I've mentioned before that there are so many books I still feel I need to read that I usually don't make time to reread books.  I make a few exceptions here and there, especially after a long stretch when the new (to me) fiction has largely been a disappointment.

Others have noted that often one finds something different in rereading, particularly if one is at a different stage of life.*  Characters that were simply boring (to a young reader) now may seem to have more wisdom or a prudence that may be somewhat more admirable (or simply sad if they remain overly cautious).  Julian Barnes has written an article about how he has completely re-evaluated E.M. Forster when coming to his novels in his (Barnes's) late middle-age.  (Barnes also parlayed this into a BBC 3 topic on The Essay.)

I wrote just a bit about struggling with new vs. older translations of Kafka, and I decided that I would reread the Muirs' translations of The Trial and The Castle, but the new translation of Amerika.  Down the road, I will probably read the new translation of The Trial, as it is a short work.  I am much less confident I will bother with The Castle, since I didn't like it nearly as much on the second go around.

I also reread a fair number of Kafka's stories in a new translation (this collection only translated the pieces that Kafka actually published in his lifetime, which is a bit limiting).  Generally, they held up quite well: often a bit eerie and almost always unsettling.

The Trial was also still quite compelling.  Having worked in several bureaucracies since having first read The Trial, you did have a sense that some things did appear random, particularly to outsiders.  There were a few things that I hadn't remembered, including the sexual frenzy of K., but also the climbing through a series of rooms/offices that were connected through their upper levels.  In this novel and in some of the parables, the impossibility of clearing one's name when one cannot even learn the charges becomes quite harrowing.  While K. does resist his fate from time to time, most of the time he seems swept up in a nightmare that makes no sense.

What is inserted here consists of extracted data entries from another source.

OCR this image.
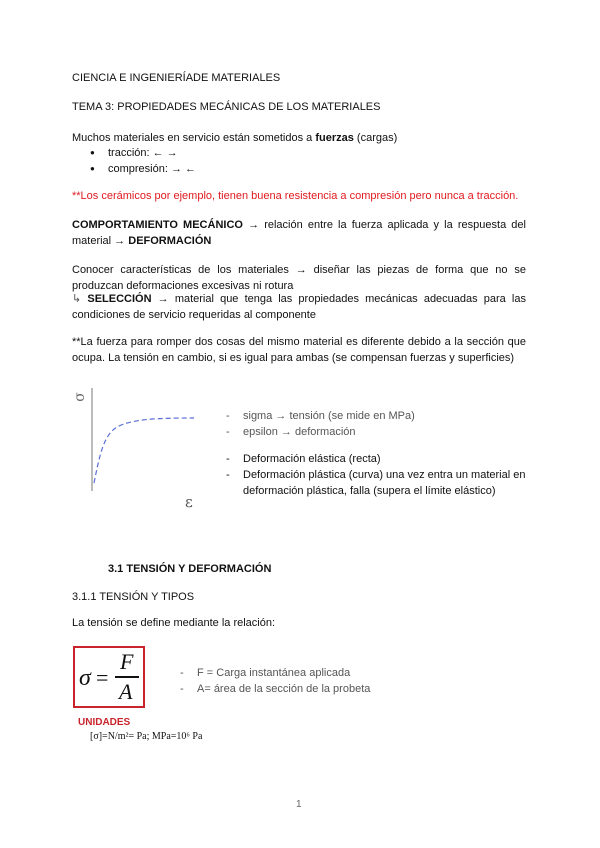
CIENCIA E INGENIERÍADE MATERIALES
TEMA 3: PROPIEDADES MECÁNICAS DE LOS MATERIALES
Muchos materiales en servicio están sometidos a fuerzas (cargas)
● tracción: ← →
● compresión: → ←
**Los cerámicos por ejemplo, tienen buena resistencia a compresión pero nunca a tracción.
COMPORTAMIENTO MECÁNICO → relación entre la fuerza aplicada y la respuesta del material → DEFORMACIÓN
Conocer características de los materiales → diseñar las piezas de forma que no se produzcan deformaciones excesivas ni rotura
↳ SELECCIÓN → material que tenga las propiedades mecánicas adecuadas para las condiciones de servicio requeridas al componente
**La fuerza para romper dos cosas del mismo material es diferente debido a la sección que ocupa. La tensión en cambio, si es igual para ambas (se compensan fuerzas y superficies)
σ
ε
- sigma → tensión (se mide en MPa)
- epsilon → deformación
- Deformación elástica (recta)
- Deformación plástica (curva) una vez entra un material en deformación plástica, falla (supera el límite elástico)
3.1 TENSIÓN Y DEFORMACIÓN
3.1.1 TENSIÓN Y TIPOS
La tensión se define mediante la relación:
σ =
F
A
- F = Carga instantánea aplicada
- A= área de la sección de la probeta
UNIDADES
[σ]=N/m²= Pa; MPa=10⁶ Pa
1
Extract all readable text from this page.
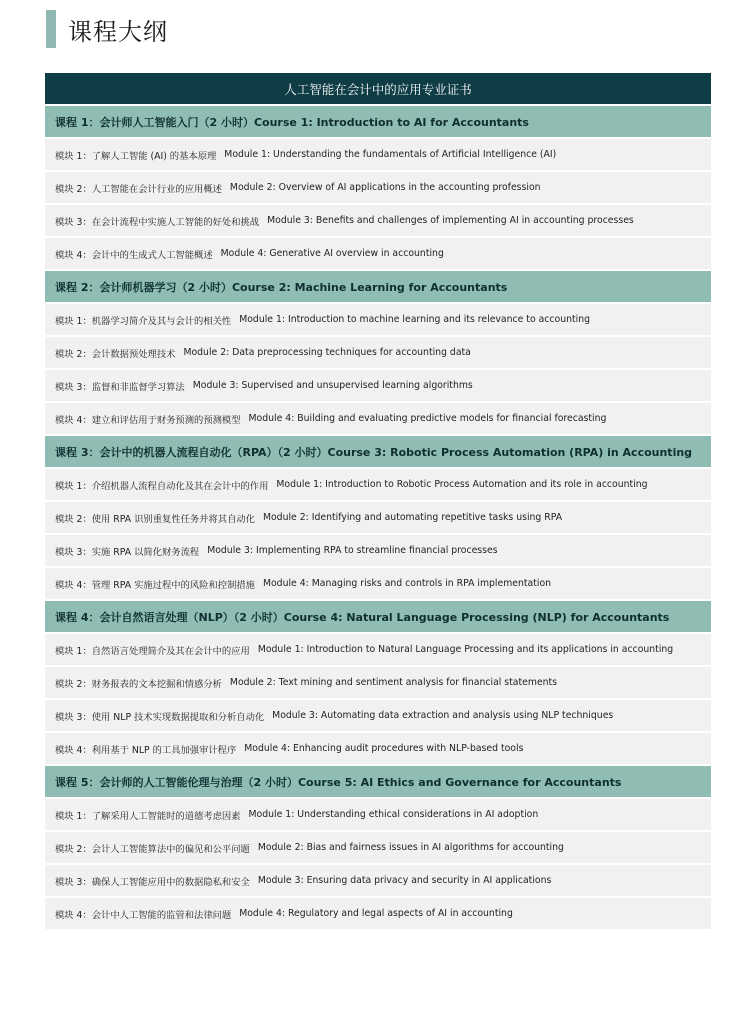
课程大纲
人工智能在会计中的应用专业证书
课程 1：会计师人工智能入门（2 小时）Course 1: Introduction to AI for Accountants
模块 1：了解人工智能 (AI) 的基本原理 Module 1: Understanding the fundamentals of Artificial Intelligence (AI)
模块 2：人工智能在会计行业的应用概述 Module 2: Overview of AI applications in the accounting profession
模块 3：在会计流程中实施人工智能的好处和挑战 Module 3: Benefits and challenges of implementing AI in accounting processes
模块 4：会计中的生成式人工智能概述 Module 4: Generative AI overview in accounting
课程 2：会计师机器学习（2 小时）Course 2: Machine Learning for Accountants
模块 1：机器学习简介及其与会计的相关性 Module 1: Introduction to machine learning and its relevance to accounting
模块 2：会计数据预处理技术 Module 2: Data preprocessing techniques for accounting data
模块 3：监督和非监督学习算法 Module 3: Supervised and unsupervised learning algorithms
模块 4：建立和评估用于财务预测的预测模型 Module 4: Building and evaluating predictive models for financial forecasting
课程 3：会计中的机器人流程自动化（RPA）（2 小时）Course 3: Robotic Process Automation (RPA) in Accounting
模块 1：介绍机器人流程自动化及其在会计中的作用 Module 1: Introduction to Robotic Process Automation and its role in accounting
模块 2：使用 RPA 识别重复性任务并将其自动化 Module 2: Identifying and automating repetitive tasks using RPA
模块 3：实施 RPA 以简化财务流程 Module 3: Implementing RPA to streamline financial processes
模块 4：管理 RPA 实施过程中的风险和控制措施 Module 4: Managing risks and controls in RPA implementation
课程 4：会计自然语言处理（NLP）（2 小时）Course 4: Natural Language Processing (NLP) for Accountants
模块 1：自然语言处理简介及其在会计中的应用 Module 1: Introduction to Natural Language Processing and its applications in accounting
模块 2：财务报表的文本挖掘和情感分析 Module 2: Text mining and sentiment analysis for financial statements
模块 3：使用 NLP 技术实现数据提取和分析自动化 Module 3: Automating data extraction and analysis using NLP techniques
模块 4：利用基于 NLP 的工具加强审计程序 Module 4: Enhancing audit procedures with NLP-based tools
课程 5：会计师的人工智能伦理与治理（2 小时）Course 5: AI Ethics and Governance for Accountants
模块 1：了解采用人工智能时的道德考虑因素 Module 1: Understanding ethical considerations in AI adoption
模块 2：会计人工智能算法中的偏见和公平问题 Module 2: Bias and fairness issues in AI algorithms for accounting
模块 3：确保人工智能应用中的数据隐私和安全 Module 3: Ensuring data privacy and security in AI applications
模块 4：会计中人工智能的监管和法律问题 Module 4: Regulatory and legal aspects of AI in accounting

The Castle is a bit different.  We hear from K. from time to time that he admits he came to the village with no justification or authorization, and it was only by chance that he was told he was the Land-Surveyor.  I generally view him as voicing all the frustrations that Kafka would have liked to in the face of oppressive bureaucracy.  The bureaucracy is incompetent and mercurial, so why kowtow to it like the villagers did?  Blustering a bit may be the most sensible course of action for K.  That is surely how I saw it as a young man.

This time around, I see K. as unnecessarily argumentative and hard-headed.  He scorns pretty much all the advice he is given by the villagers and assumes he knows better than they, who have been living among the Castle gentlemen, and more specifically their secretaries, for generations.  I think some kind of middle path would have been a far more sensible approach.  At any rate, I had essentially no sympathy for him on this reading, and it seems fairly unlikely I will want to read a different translation to see if I have changed my mind yet again.  Anyway, that was a fairly big surprise to me from my rereading of Kafka.

I'll most likely tackle Amerika in late 2017 and will probably pick and choose from some of the stories in The Complete Stories, and I'll feel like I have done a sufficiently thorough second pass through Kafka and his major works.  Of all his writings, I'd say The Trial is the one that (unfortunately) really speaks to the human condition in modern Western society.

* I have found that I am generally a lot less interested in postmodern games than I was as a younger reader, though I still find Auster's The New York Trilogy a worthy achievement.